Although born and raised in Roseville, Mr. Belluomini’s first language was Italian. Eager to learn English as a boy, he eavesdropped on English-speaking neighbors’ conversations and fell in love with language and reading, his family said.
He enrolled at Sacramento State College after serving in World War II and went on to be an educator for 34 years in the Sacramento City Unified School District. Working in a variety of ethnic, racial and economic communities, he started at Florin Elementary, where he also coached baseball, and taught at American Legion and Washington schools.
He was vice principal at Mark Twain Elementary and principal at David Lubin and John Bidwell schools. He retired in 1984 as principal at Edward Kemble Elementary, which served a racially mixed student population of Fijians, Laotians, Samoans, Tongans and Vietnamese. Besides academic learning, he emphasized lessons about respecting other cultures while reading and learning in English.
Never miss a local story.
“I probably spend as much time working on attitudes as I do on curriculum,” he told The Bee in 1984.
Mr. Belluomini and a partner also ran the Sacramento Reading Center, a private tutoring program downtown. An expert in remedial reading, he helped children who were struggling in school advance several years in their reading skills.
“There are a lot of people who were jump-started in their lives because of his efforts to advance their reading skills,” said his son Stephen. “He was very proud of that.”
Born July 6, 1924, Henry Mathew Belluomini did not speak English until he started school. His parents, Aladino and Josephine Belluomini, arrived at Ellis Island from northern Italy, settled in California and raised two boys in a tight Italian enclave in Roseville.
He was drafted into the Army after graduating from Roseville High School and was staged with his brother George, a Navy sailor, in the Philippines to prepare for an invasion of Japan. When Japan surrendered, he served in the U.S. occupation force and was honorably discharged.
Mr. Belluomini was passionate about reading, language and learning. He earned bachelor’s and master’s degrees from California State University, Sacramento, and enjoyed reading about Italy, art, music, nature and science. He took night classes to brush up on his Italian language skills after retiring and traveled to Italy and to many U.S. national parks.

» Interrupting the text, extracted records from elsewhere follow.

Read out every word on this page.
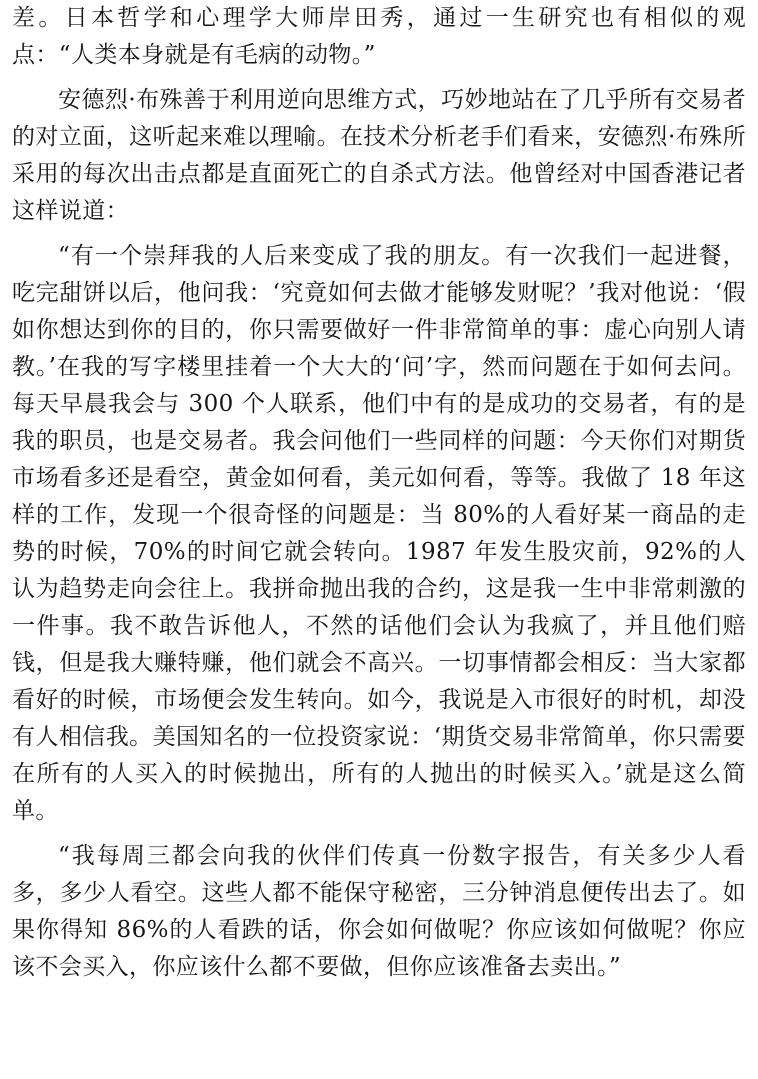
差。日本哲学和心理学大师岸田秀，通过一生研究也有相似的观点：“人类本身就是有毛病的动物。”

安德烈·布殊善于利用逆向思维方式，巧妙地站在了几乎所有交易者的对立面，这听起来难以理喻。在技术分析老手们看来，安德烈·布殊所采用的每次出击点都是直面死亡的自杀式方法。他曾经对中国香港记者这样说道：

“有一个崇拜我的人后来变成了我的朋友。有一次我们一起进餐，吃完甜饼以后，他问我：‘究竟如何去做才能够发财呢？’我对他说：‘假如你想达到你的目的，你只需要做好一件非常简单的事：虚心向别人请教。’在我的写字楼里挂着一个大大的‘问’字，然而问题在于如何去问。每天早晨我会与 300 个人联系，他们中有的是成功的交易者，有的是我的职员，也是交易者。我会问他们一些同样的问题：今天你们对期货市场看多还是看空，黄金如何看，美元如何看，等等。我做了 18 年这样的工作，发现一个很奇怪的问题是：当 80%的人看好某一商品的走势的时候，70%的时间它就会转向。1987 年发生股灾前，92%的人认为趋势走向会往上。我拼命抛出我的合约，这是我一生中非常刺激的一件事。我不敢告诉他人，不然的话他们会认为我疯了，并且他们赔钱，但是我大赚特赚，他们就会不高兴。一切事情都会相反：当大家都看好的时候，市场便会发生转向。如今，我说是入市很好的时机，却没有人相信我。美国知名的一位投资家说：‘期货交易非常简单，你只需要在所有的人买入的时候抛出，所有的人抛出的时候买入。’就是这么简单。

“我每周三都会向我的伙伴们传真一份数字报告，有关多少人看多，多少人看空。这些人都不能保守秘密，三分钟消息便传出去了。如果你得知 86%的人看跌的话，你会如何做呢？你应该如何做呢？你应该不会买入，你应该什么都不要做，但你应该准备去卖出。”
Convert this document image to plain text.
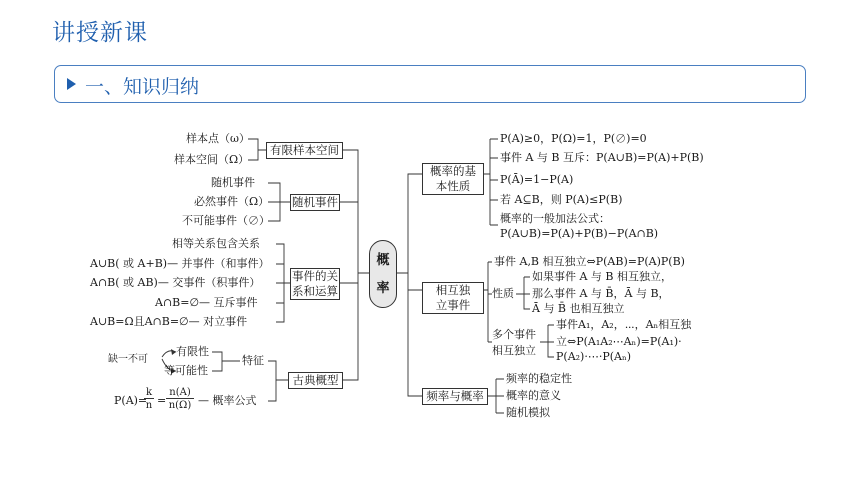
讲授新课
一、知识归纳
样本点（ω）
样本空间（Ω）
有限样本空间
随机事件
必然事件（Ω）
不可能事件（∅）
随机事件
相等关系包含关系
A∪B( 或 A+B)— 并事件（和事件）
A∩B( 或 AB)— 交事件（积事件）
A∩B=∅— 互斥事件
A∪B=Ω且A∩B=∅— 对立事件
事件的关
系和运算
缺一不可
有限性
等可能性
特征
P(A)=
k
n =
n(A)
n(Ω) — 概率公式
古典概型
概
率
概率的基
本性质
P(A)≥0，P(Ω)=1，P(∅)=0
事件 A 与 B 互斥：P(A∪B)=P(A)+P(B)
P(Ā)=1−P(A)
若 A⊆B，则 P(A)≤P(B)
概率的一般加法公式：
P(A∪B)=P(A)+P(B)−P(A∩B)
相互独
立事件
事件 A,B 相互独立⇔P(AB)=P(A)P(B)
性质
如果事件 A 与 B 相互独立，
那么事件 A 与 B̄，Ā 与 B，
Ā 与 B̄ 也相互独立
多个事件
相互独立
事件A₁，A₂，⋯，Aₙ相互独
立⇔P(A₁A₂⋯Aₙ)=P(A₁)·
P(A₂)·⋯·P(Aₙ)
频率与概率
频率的稳定性
概率的意义
随机模拟
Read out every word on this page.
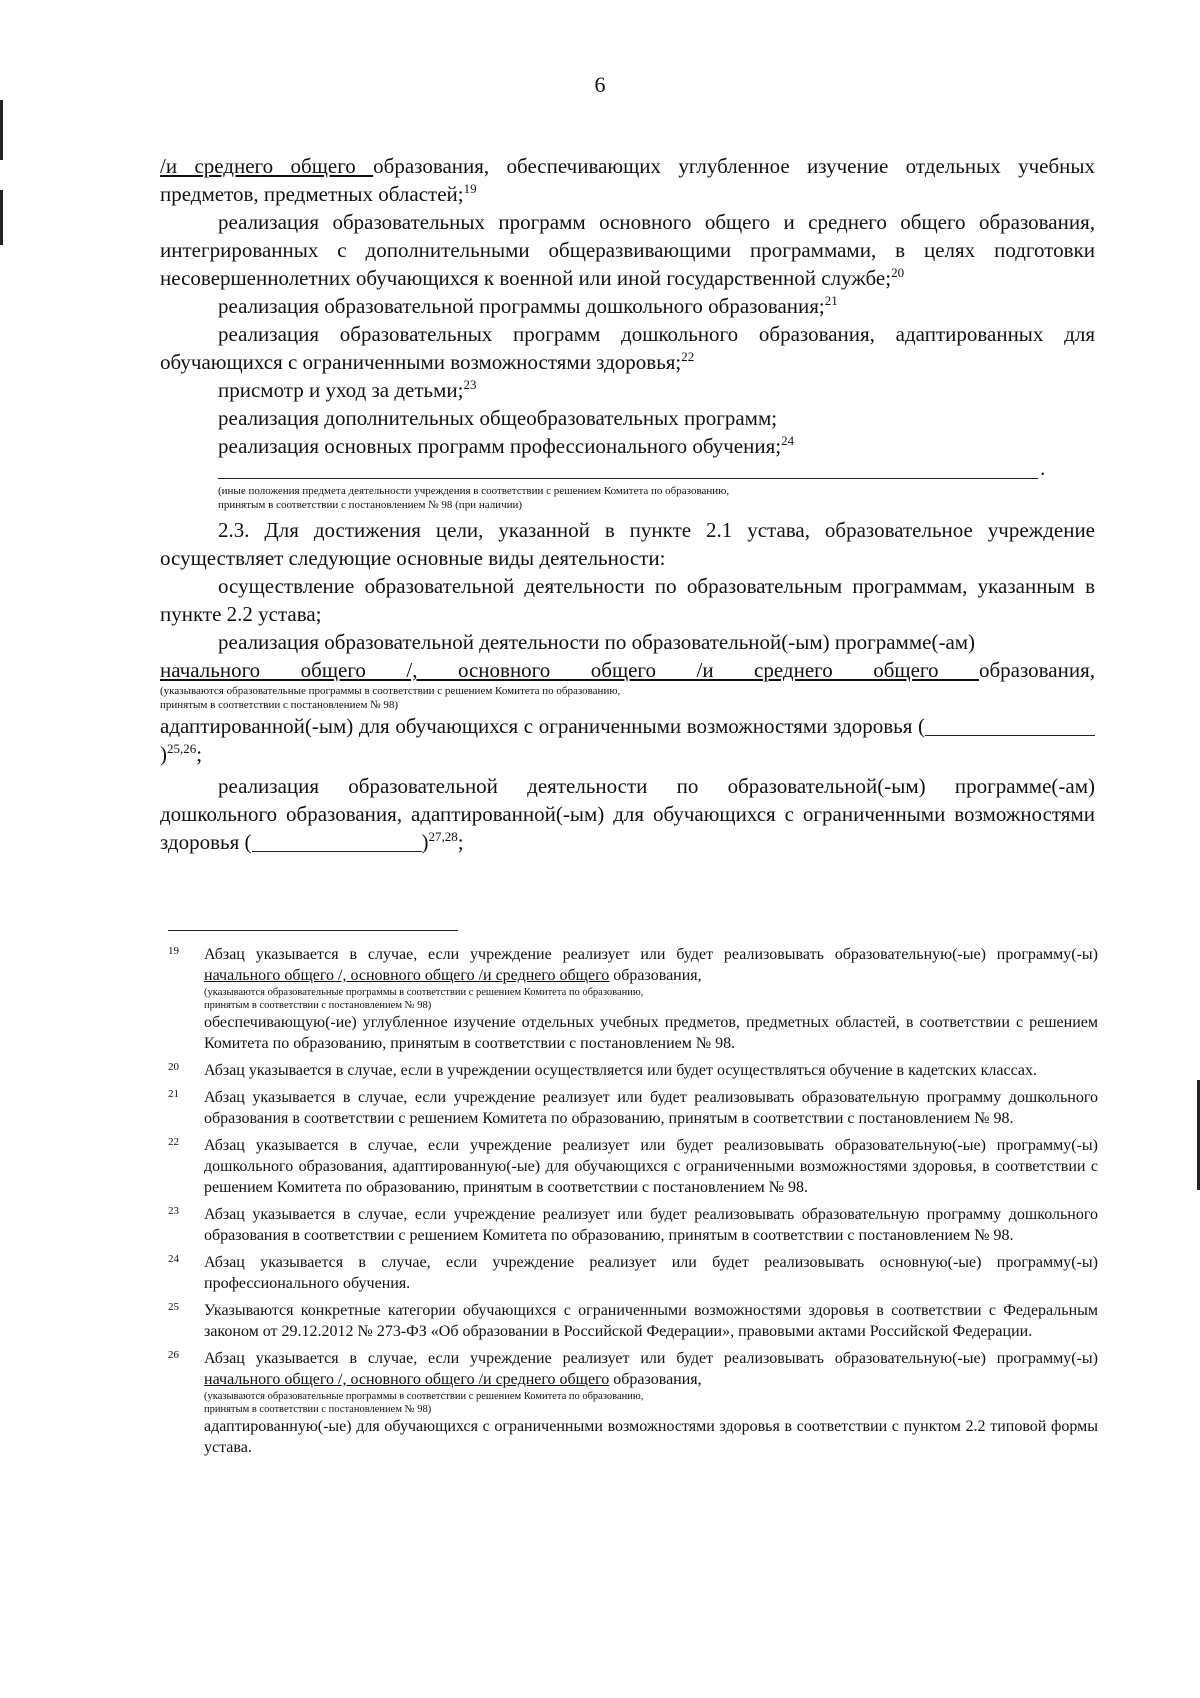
6

/и среднего общего образования, обеспечивающих углубленное изучение отдельных учебных предметов, предметных областей;$^{19}$

реализация образовательных программ основного общего и среднего общего образования, интегрированных с дополнительными общеразвивающими программами, в целях подготовки несовершеннолетних обучающихся к военной или иной государственной службе;$^{20}$

реализация образовательной программы дошкольного образования;$^{21}$

реализация образовательных программ дошкольного образования, адаптированных для обучающихся с ограниченными возможностями здоровья;$^{22}$

присмотр и уход за детьми;$^{23}$

реализация дополнительных общеобразовательных программ;

реализация основных программ профессионального обучения;$^{24}$

.

(иные положения предмета деятельности учреждения в соответствии с решением Комитета по образованию,

принятым в соответствии с постановлением № 98 (при наличии)

2.3. Для достижения цели, указанной в пункте 2.1 устава, образовательное учреждение осуществляет следующие основные виды деятельности:

осуществление образовательной деятельности по образовательным программам, указанным в пункте 2.2 устава;

реализация образовательной деятельности по образовательной(-ым) программе(-ам)

начального общего /, основного общего /и среднего общего образования,

(указываются образовательные программы в соответствии с решением Комитета по образованию,

принятым в соответствии с постановлением № 98)

адаптированной(-ым) для обучающихся с ограниченными возможностями здоровья ()$^{25,26}$;

реализация образовательной деятельности по образовательной(-ым) программе(-ам) дошкольного образования, адаптированной(-ым) для обучающихся с ограниченными возможностями здоровья (	)$^{27,28}$;

19 Абзац указывается в случае, если учреждение реализует или будет реализовывать образовательную(-ые) программу(-ы) начального общего /, основного общего /и среднего общего образования,

(указываются образовательные программы в соответствии с решением Комитета по образованию,

принятым в соответствии с постановлением № 98)

обеспечивающую(-ие) углубленное изучение отдельных учебных предметов, предметных областей, в соответствии с решением Комитета по образованию, принятым в соответствии с постановлением № 98.
20 Абзац указывается в случае, если в учреждении осуществляется или будет осуществляться обучение в кадетских классах.
21 Абзац указывается в случае, если учреждение реализует или будет реализовывать образовательную программу дошкольного образования в соответствии с решением Комитета по образованию, принятым в соответствии с постановлением № 98.
22 Абзац указывается в случае, если учреждение реализует или будет реализовывать образовательную(-ые) программу(-ы) дошкольного образования, адаптированную(-ые) для обучающихся с ограниченными возможностями здоровья, в соответствии с решением Комитета по образованию, принятым в соответствии с постановлением № 98.
23 Абзац указывается в случае, если учреждение реализует или будет реализовывать образовательную программу дошкольного образования в соответствии с решением Комитета по образованию, принятым в соответствии с постановлением № 98.
24 Абзац указывается в случае, если учреждение реализует или будет реализовывать основную(-ые) программу(-ы) профессионального обучения.
25 Указываются конкретные категории обучающихся с ограниченными возможностями здоровья в соответствии с Федеральным законом от 29.12.2012 № 273-ФЗ «Об образовании в Российской Федерации», правовыми актами Российской Федерации.
26 Абзац указывается в случае, если учреждение реализует или будет реализовывать образовательную(-ые) программу(-ы) начального общего /, основного общего /и среднего общего образования,

(указываются образовательные программы в соответствии с решением Комитета по образованию,

принятым в соответствии с постановлением № 98)

адаптированную(-ые) для обучающихся с ограниченными возможностями здоровья в соответствии с пунктом 2.2 типовой формы устава.
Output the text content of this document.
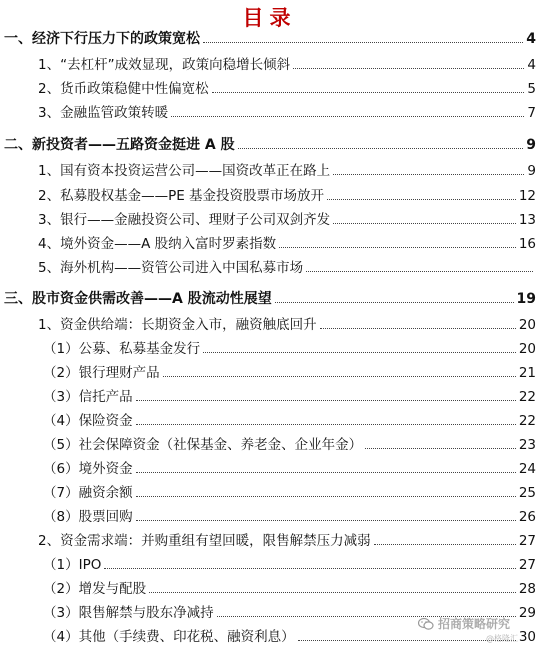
目录
一、经济下行压力下的政策宽松	4
1、“去杠杆”成效显现，政策向稳增长倾斜	4
2、货币政策稳健中性偏宽松	5
3、金融监管政策转暖	7
二、新投资者——五路资金挺进 A 股	9
1、国有资本投资运营公司——国资改革正在路上	9
2、私募股权基金——PE 基金投资股票市场放开	12
3、银行——金融投资公司、理财子公司双剑齐发	13
4、境外资金——A 股纳入富时罗素指数	16
5、海外机构——资管公司进入中国私募市场
三、股市资金供需改善——A 股流动性展望	19
1、资金供给端：长期资金入市，融资触底回升	20
（1）公募、私募基金发行	20
（2）银行理财产品	21
（3）信托产品	22
（4）保险资金	22
（5）社会保障资金（社保基金、养老金、企业年金）	23
（6）境外资金	24
（7）融资余额	25
（8）股票回购	26
2、资金需求端：并购重组有望回暖，限售解禁压力减弱	27
（1）IPO	27
（2）增发与配股	28
（3）限售解禁与股东净减持	29
（4）其他（手续费、印花税、融资利息）	30
招商策略研究
@格隆汇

He married his wife, Elizabeth in 1948 and had five children. After his wife died in 1974, he kept house and raised his three youngest children alone while working full time as a school principal. Dinner was served every night at 6 p.m. – no exceptions.
“He’d come home every night and cook all the meals – no takeout or fast food – and they ate together at the table,” his daughter Beth Bartron said. “He kept on top of things.”
Mr. Belluomini is survived by three daughters, Beth Bartron, Linda, and Mary Foster; two sons, Stephen and Matthew; 10 grandchildren; and nine great-grandchildren.
A funeral Mass was held Jan. 15. Memorial donations may be made to the Sacramento SPCA.